As commuting budgets become an ever-growing part of driver expenditures in our area, Route 66 in Virginia has also succumb to that allure of cold, hard cash under the guise of lightening up the monstrous traffic that plagues the road during rush hours and seemingly for no apparent reason on the weekends. Starting at the beginning of 2017, the road – currently being outfitted for EZPass readers – “will charge a toll for solo drivers — projected peak charges of $7 during morning rush hour and $9 for the evening rush. Reverse commuters would pay between $1 and $2, according to VDOT.”

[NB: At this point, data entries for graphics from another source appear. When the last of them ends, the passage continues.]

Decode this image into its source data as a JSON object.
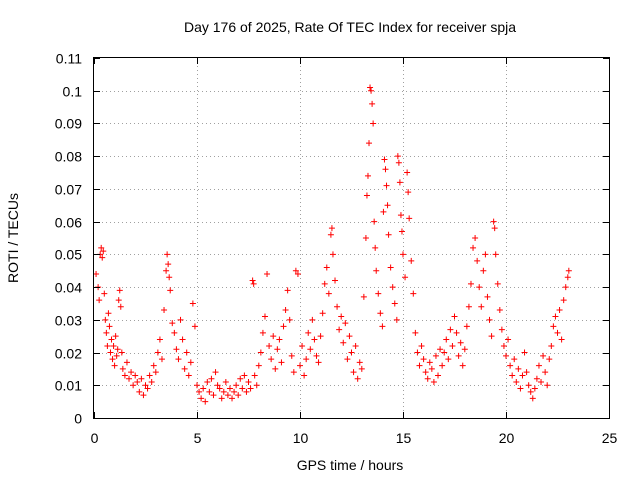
{
  "chart_data": {
    "type": "scatter",
    "title": "Day 176 of 2025, Rate Of TEC Index for receiver spja",
    "xlabel": "GPS time / hours",
    "ylabel": "ROTI / TECUs",
    "xlim": [
      0,
      25
    ],
    "ylim": [
      0,
      0.11
    ],
    "xticks": [
      0,
      5,
      10,
      15,
      20,
      25
    ],
    "xtick_labels": [
      "0",
      "5",
      "10",
      "15",
      "20",
      "25"
    ],
    "yticks": [
      0,
      0.01,
      0.02,
      0.03,
      0.04,
      0.05,
      0.06,
      0.07,
      0.08,
      0.09,
      0.1,
      0.11
    ],
    "ytick_labels": [
      "0",
      "0.01",
      "0.02",
      "0.03",
      "0.04",
      "0.05",
      "0.06",
      "0.07",
      "0.08",
      "0.09",
      "0.1",
      "0.11"
    ],
    "grid": true,
    "marker": "+",
    "color": "#ff0000",
    "series": [
      {
        "name": "ROTI",
        "points": [
          [
            0.1,
            0.044
          ],
          [
            0.2,
            0.04
          ],
          [
            0.25,
            0.036
          ],
          [
            0.3,
            0.05
          ],
          [
            0.35,
            0.052
          ],
          [
            0.4,
            0.049
          ],
          [
            0.45,
            0.051
          ],
          [
            0.5,
            0.038
          ],
          [
            0.55,
            0.03
          ],
          [
            0.6,
            0.026
          ],
          [
            0.65,
            0.022
          ],
          [
            0.7,
            0.032
          ],
          [
            0.75,
            0.028
          ],
          [
            0.8,
            0.02
          ],
          [
            0.85,
            0.024
          ],
          [
            0.9,
            0.018
          ],
          [
            0.95,
            0.022
          ],
          [
            1.0,
            0.016
          ],
          [
            1.05,
            0.025
          ],
          [
            1.1,
            0.019
          ],
          [
            1.15,
            0.021
          ],
          [
            1.2,
            0.036
          ],
          [
            1.25,
            0.039
          ],
          [
            1.3,
            0.034
          ],
          [
            1.35,
            0.02
          ],
          [
            1.4,
            0.015
          ],
          [
            1.5,
            0.013
          ],
          [
            1.6,
            0.017
          ],
          [
            1.7,
            0.012
          ],
          [
            1.8,
            0.014
          ],
          [
            1.9,
            0.01
          ],
          [
            2.0,
            0.013
          ],
          [
            2.1,
            0.011
          ],
          [
            2.2,
            0.008
          ],
          [
            2.3,
            0.012
          ],
          [
            2.4,
            0.007
          ],
          [
            2.5,
            0.01
          ],
          [
            2.6,
            0.009
          ],
          [
            2.7,
            0.013
          ],
          [
            2.8,
            0.011
          ],
          [
            2.9,
            0.016
          ],
          [
            3.0,
            0.014
          ],
          [
            3.1,
            0.02
          ],
          [
            3.2,
            0.024
          ],
          [
            3.3,
            0.018
          ],
          [
            3.4,
            0.033
          ],
          [
            3.5,
            0.045
          ],
          [
            3.55,
            0.05
          ],
          [
            3.6,
            0.047
          ],
          [
            3.65,
            0.043
          ],
          [
            3.7,
            0.039
          ],
          [
            3.8,
            0.029
          ],
          [
            3.9,
            0.026
          ],
          [
            4.0,
            0.021
          ],
          [
            4.1,
            0.018
          ],
          [
            4.2,
            0.03
          ],
          [
            4.3,
            0.024
          ],
          [
            4.4,
            0.015
          ],
          [
            4.5,
            0.02
          ],
          [
            4.6,
            0.013
          ],
          [
            4.7,
            0.017
          ],
          [
            4.8,
            0.035
          ],
          [
            4.9,
            0.028
          ],
          [
            5.0,
            0.01
          ],
          [
            5.1,
            0.008
          ],
          [
            5.2,
            0.006
          ],
          [
            5.3,
            0.009
          ],
          [
            5.4,
            0.005
          ],
          [
            5.5,
            0.011
          ],
          [
            5.6,
            0.008
          ],
          [
            5.7,
            0.012
          ],
          [
            5.8,
            0.007
          ],
          [
            5.9,
            0.014
          ],
          [
            6.0,
            0.01
          ],
          [
            6.1,
            0.009
          ],
          [
            6.2,
            0.006
          ],
          [
            6.3,
            0.008
          ],
          [
            6.4,
            0.011
          ],
          [
            6.5,
            0.007
          ],
          [
            6.6,
            0.009
          ],
          [
            6.7,
            0.006
          ],
          [
            6.8,
            0.008
          ],
          [
            6.9,
            0.01
          ],
          [
            7.0,
            0.007
          ],
          [
            7.1,
            0.012
          ],
          [
            7.2,
            0.009
          ],
          [
            7.3,
            0.013
          ],
          [
            7.4,
            0.008
          ],
          [
            7.5,
            0.011
          ],
          [
            7.6,
            0.009
          ],
          [
            7.7,
            0.042
          ],
          [
            7.75,
            0.041
          ],
          [
            7.8,
            0.013
          ],
          [
            7.9,
            0.01
          ],
          [
            8.0,
            0.016
          ],
          [
            8.1,
            0.02
          ],
          [
            8.2,
            0.026
          ],
          [
            8.3,
            0.031
          ],
          [
            8.4,
            0.044
          ],
          [
            8.5,
            0.022
          ],
          [
            8.6,
            0.018
          ],
          [
            8.7,
            0.025
          ],
          [
            8.8,
            0.015
          ],
          [
            8.9,
            0.021
          ],
          [
            9.0,
            0.024
          ],
          [
            9.1,
            0.017
          ],
          [
            9.2,
            0.028
          ],
          [
            9.3,
            0.033
          ],
          [
            9.4,
            0.039
          ],
          [
            9.5,
            0.03
          ],
          [
            9.6,
            0.019
          ],
          [
            9.7,
            0.014
          ],
          [
            9.8,
            0.045
          ],
          [
            9.9,
            0.044
          ],
          [
            10.0,
            0.016
          ],
          [
            10.1,
            0.022
          ],
          [
            10.2,
            0.013
          ],
          [
            10.3,
            0.018
          ],
          [
            10.4,
            0.026
          ],
          [
            10.5,
            0.021
          ],
          [
            10.6,
            0.03
          ],
          [
            10.7,
            0.024
          ],
          [
            10.8,
            0.019
          ],
          [
            10.9,
            0.017
          ],
          [
            11.0,
            0.025
          ],
          [
            11.1,
            0.032
          ],
          [
            11.2,
            0.041
          ],
          [
            11.3,
            0.046
          ],
          [
            11.4,
            0.038
          ],
          [
            11.5,
            0.056
          ],
          [
            11.55,
            0.058
          ],
          [
            11.6,
            0.05
          ],
          [
            11.7,
            0.042
          ],
          [
            11.8,
            0.034
          ],
          [
            11.9,
            0.027
          ],
          [
            12.0,
            0.031
          ],
          [
            12.1,
            0.023
          ],
          [
            12.2,
            0.029
          ],
          [
            12.3,
            0.018
          ],
          [
            12.4,
            0.025
          ],
          [
            12.5,
            0.02
          ],
          [
            12.6,
            0.014
          ],
          [
            12.7,
            0.022
          ],
          [
            12.8,
            0.012
          ],
          [
            12.9,
            0.017
          ],
          [
            13.0,
            0.015
          ],
          [
            13.1,
            0.037
          ],
          [
            13.2,
            0.055
          ],
          [
            13.25,
            0.068
          ],
          [
            13.3,
            0.074
          ],
          [
            13.35,
            0.084
          ],
          [
            13.4,
            0.101
          ],
          [
            13.45,
            0.1
          ],
          [
            13.5,
            0.096
          ],
          [
            13.55,
            0.09
          ],
          [
            13.6,
            0.06
          ],
          [
            13.65,
            0.052
          ],
          [
            13.7,
            0.045
          ],
          [
            13.8,
            0.038
          ],
          [
            13.9,
            0.032
          ],
          [
            14.0,
            0.028
          ],
          [
            14.05,
            0.063
          ],
          [
            14.1,
            0.079
          ],
          [
            14.15,
            0.076
          ],
          [
            14.2,
            0.071
          ],
          [
            14.25,
            0.065
          ],
          [
            14.3,
            0.056
          ],
          [
            14.4,
            0.046
          ],
          [
            14.5,
            0.04
          ],
          [
            14.6,
            0.035
          ],
          [
            14.7,
            0.03
          ],
          [
            14.75,
            0.08
          ],
          [
            14.8,
            0.078
          ],
          [
            14.85,
            0.072
          ],
          [
            14.9,
            0.062
          ],
          [
            14.95,
            0.057
          ],
          [
            15.0,
            0.05
          ],
          [
            15.1,
            0.043
          ],
          [
            15.2,
            0.075
          ],
          [
            15.25,
            0.069
          ],
          [
            15.3,
            0.061
          ],
          [
            15.4,
            0.048
          ],
          [
            15.5,
            0.038
          ],
          [
            15.6,
            0.026
          ],
          [
            15.7,
            0.02
          ],
          [
            15.8,
            0.016
          ],
          [
            15.9,
            0.022
          ],
          [
            16.0,
            0.018
          ],
          [
            16.1,
            0.014
          ],
          [
            16.2,
            0.012
          ],
          [
            16.3,
            0.017
          ],
          [
            16.4,
            0.015
          ],
          [
            16.5,
            0.011
          ],
          [
            16.6,
            0.019
          ],
          [
            16.7,
            0.013
          ],
          [
            16.8,
            0.021
          ],
          [
            16.9,
            0.016
          ],
          [
            17.0,
            0.02
          ],
          [
            17.1,
            0.024
          ],
          [
            17.2,
            0.018
          ],
          [
            17.3,
            0.027
          ],
          [
            17.4,
            0.022
          ],
          [
            17.5,
            0.031
          ],
          [
            17.6,
            0.026
          ],
          [
            17.7,
            0.019
          ],
          [
            17.8,
            0.023
          ],
          [
            17.9,
            0.016
          ],
          [
            18.0,
            0.021
          ],
          [
            18.1,
            0.028
          ],
          [
            18.2,
            0.034
          ],
          [
            18.3,
            0.041
          ],
          [
            18.4,
            0.052
          ],
          [
            18.5,
            0.055
          ],
          [
            18.6,
            0.048
          ],
          [
            18.7,
            0.04
          ],
          [
            18.8,
            0.034
          ],
          [
            18.9,
            0.045
          ],
          [
            19.0,
            0.05
          ],
          [
            19.1,
            0.037
          ],
          [
            19.2,
            0.03
          ],
          [
            19.3,
            0.025
          ],
          [
            19.4,
            0.06
          ],
          [
            19.45,
            0.058
          ],
          [
            19.5,
            0.05
          ],
          [
            19.6,
            0.041
          ],
          [
            19.7,
            0.033
          ],
          [
            19.8,
            0.027
          ],
          [
            19.9,
            0.022
          ],
          [
            20.0,
            0.019
          ],
          [
            20.1,
            0.024
          ],
          [
            20.2,
            0.016
          ],
          [
            20.3,
            0.013
          ],
          [
            20.4,
            0.018
          ],
          [
            20.5,
            0.011
          ],
          [
            20.6,
            0.015
          ],
          [
            20.7,
            0.009
          ],
          [
            20.8,
            0.013
          ],
          [
            20.9,
            0.02
          ],
          [
            21.0,
            0.014
          ],
          [
            21.1,
            0.01
          ],
          [
            21.2,
            0.008
          ],
          [
            21.3,
            0.006
          ],
          [
            21.4,
            0.009
          ],
          [
            21.5,
            0.012
          ],
          [
            21.6,
            0.016
          ],
          [
            21.7,
            0.011
          ],
          [
            21.8,
            0.019
          ],
          [
            21.9,
            0.014
          ],
          [
            22.0,
            0.01
          ],
          [
            22.1,
            0.018
          ],
          [
            22.2,
            0.022
          ],
          [
            22.3,
            0.028
          ],
          [
            22.4,
            0.031
          ],
          [
            22.5,
            0.026
          ],
          [
            22.6,
            0.033
          ],
          [
            22.7,
            0.024
          ],
          [
            22.8,
            0.036
          ],
          [
            22.9,
            0.04
          ],
          [
            23.0,
            0.043
          ],
          [
            23.05,
            0.045
          ]
        ]
      }
    ]
  }
}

As of now, vehicles containing more than 2 people (not including a mannequin) are exempt from the fee. By 2020 however, the road which has always been HOV-2 will transition to HOV-3 like the 95 and 495 hot lanes requiring motorists to have three living, breathing human entities in the vehicle to skip out on the toll. If you’ve not had a chance to grace the clogged arteries leading to 66,a a certain point the entire road becomes HOV-2 with no toll as an option turning motorists who missed the last exit before toll into sitting ducks for State Troopers who regularly wait along exit ramps with ticket books in hand. In the past, it was thought the due to ticketing complaints by HOV violators, Google Maps rerouted commuters around the road entirely. If Google can’t figure out the weird road laws in our area, what hope is left for us?!
The difference between the 95 and 495 HOT lanes and the new 66 toll lanes lies with ownership. While the 95 and 495 HOT lanes are owned by Australian company, Transurban, the 66 express lanes will be owned by the public meaning income made from the road will go back into publicly owned infrastructure like buses and metro.
And before you Tesla owners click away and celebrate your toll exemption on 66, by 2017, VDOT plans to “eliminate the clean hybrid vehicle plate exception, which is now standard procedure when HOV lanes are turned into toll lanes.”
Not happy? There’s a support group for that. The 66 Alliance is upset with the plans to convert the well traveled road into a paved bank account for the state. “The 66 Alliance is a group of people who came together in 2015 and 2016 to oppose parts of VDOT’s plans to convert Interstate 66 into High Occupancy Toll (HOT) lanes from Haymarket to the Roosevelt Bridge.
Since inception, the 66 Alliance’s 4 goals have been:
- Retain HOV-2 on I-66 (VDOT wants to go to HOV-3);
- Prohibit tolling of “reverse” commuters on 66 inside the Beltway;
- Expand capacity on 66 inside and outside the Beltway; and,
- Retain the Clean Fuel Vehicle (hybrid) program”
You can join the 66 Alliance by clicking here.
Lawmakers say that having the toll road pricing be dynamic (increasing and decreasing throughout the commute) coupled with the fact that people can exit and enter the toll road at various entries and not have to pay the entire price to commute should lessen the blow to driver’s wallets while freeing up the drive to work.